11.09.2017 09:00
Ursula Kluge
(tätig um 1920/1930)
Zehn kleine Negerlein
Eine schwarze Geschichte in Wort und Bild geschnitten
um 1930
Mappe aus chamoisfarbenem Karton,
die Vorderseite zweigeteilt mit zwei Stecklaschen am oberen
und zwei Steckschlitzen im unteren Flügelsegment;
beide Flügel mit einer ausgeschnittenen und applizierten
getuschten Zeichnung über Bleistiftvorzeichnung;
einliegend 13 auf festem chamoisfarbenem Karton applizierte
ausgeschnittene Tuschzeichnungen über Bleistiftvorzeichnung
24,8 x 32,0 cm (Mappe)
23,9 x 31,9 cm (Blätter)
Inv.-Nr. 2016.244.000-015
Bei der vorliegenden Folge handelt es sich um ein Unikat, das die biographisch in den einschlägigen Lexika nicht nachweisbare Künstlerin Ursula Kluge möglicherweise im Hinblick auf die geplante Herausgabe eines Mappenwerkes oder eines Buches mit Reproduktionen nach den Entwürfen angefertigt hat – nachweisen ließ sich solch ein Verlagswerk bisher jedoch nicht.
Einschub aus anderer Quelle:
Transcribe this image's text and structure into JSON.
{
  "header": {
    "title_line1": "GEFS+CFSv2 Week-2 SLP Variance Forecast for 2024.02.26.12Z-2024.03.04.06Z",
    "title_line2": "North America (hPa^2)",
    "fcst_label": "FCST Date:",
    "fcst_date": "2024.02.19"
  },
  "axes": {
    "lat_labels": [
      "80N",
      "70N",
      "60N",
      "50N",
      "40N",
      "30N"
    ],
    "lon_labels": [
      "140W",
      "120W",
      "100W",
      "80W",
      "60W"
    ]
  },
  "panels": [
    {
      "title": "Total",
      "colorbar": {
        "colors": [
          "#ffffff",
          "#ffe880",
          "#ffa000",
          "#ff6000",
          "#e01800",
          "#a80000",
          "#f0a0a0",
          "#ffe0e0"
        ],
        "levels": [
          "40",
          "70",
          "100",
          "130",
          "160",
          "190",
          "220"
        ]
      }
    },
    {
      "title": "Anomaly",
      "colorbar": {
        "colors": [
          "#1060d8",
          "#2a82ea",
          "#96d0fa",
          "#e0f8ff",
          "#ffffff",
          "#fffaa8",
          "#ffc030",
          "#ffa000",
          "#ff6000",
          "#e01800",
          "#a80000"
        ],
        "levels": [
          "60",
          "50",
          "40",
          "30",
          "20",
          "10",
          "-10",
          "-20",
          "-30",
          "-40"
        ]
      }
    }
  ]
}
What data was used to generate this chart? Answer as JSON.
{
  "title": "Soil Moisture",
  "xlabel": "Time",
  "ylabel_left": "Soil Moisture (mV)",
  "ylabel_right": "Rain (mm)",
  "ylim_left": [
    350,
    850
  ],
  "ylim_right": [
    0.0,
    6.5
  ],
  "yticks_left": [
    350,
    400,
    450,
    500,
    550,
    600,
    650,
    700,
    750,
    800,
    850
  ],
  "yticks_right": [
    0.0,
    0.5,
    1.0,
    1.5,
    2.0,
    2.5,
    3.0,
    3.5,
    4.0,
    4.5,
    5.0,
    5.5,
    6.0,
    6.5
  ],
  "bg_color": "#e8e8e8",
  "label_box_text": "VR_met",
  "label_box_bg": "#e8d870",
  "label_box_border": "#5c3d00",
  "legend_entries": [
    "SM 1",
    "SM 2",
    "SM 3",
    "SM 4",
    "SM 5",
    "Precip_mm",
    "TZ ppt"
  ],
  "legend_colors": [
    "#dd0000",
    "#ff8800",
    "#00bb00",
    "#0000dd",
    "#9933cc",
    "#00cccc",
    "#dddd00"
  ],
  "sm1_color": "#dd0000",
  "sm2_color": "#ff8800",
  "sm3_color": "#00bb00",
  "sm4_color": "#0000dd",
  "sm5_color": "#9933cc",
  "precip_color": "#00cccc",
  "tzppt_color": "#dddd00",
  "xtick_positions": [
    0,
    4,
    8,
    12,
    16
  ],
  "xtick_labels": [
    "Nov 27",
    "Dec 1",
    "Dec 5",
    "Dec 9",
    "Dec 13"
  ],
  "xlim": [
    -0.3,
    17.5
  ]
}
Interessant ist die technische Umsetzung, hat die Künstlerin doch nicht wie beim klassischen Scherenschnitt die Darstellungen direkt aus schwarzem Karton ausgeschnitten, sondern diese erst mit schwarzer Tusche über Bleistiftvorzeichnung auf Papier silhouettiert und die so vorgefertigten Zeichnungen dann entlang des Konturs ausgeschnitten und auf einen festen Karton mit aufgezeichneten Hilfslinien für die Positionierung der Schnitte appliziert.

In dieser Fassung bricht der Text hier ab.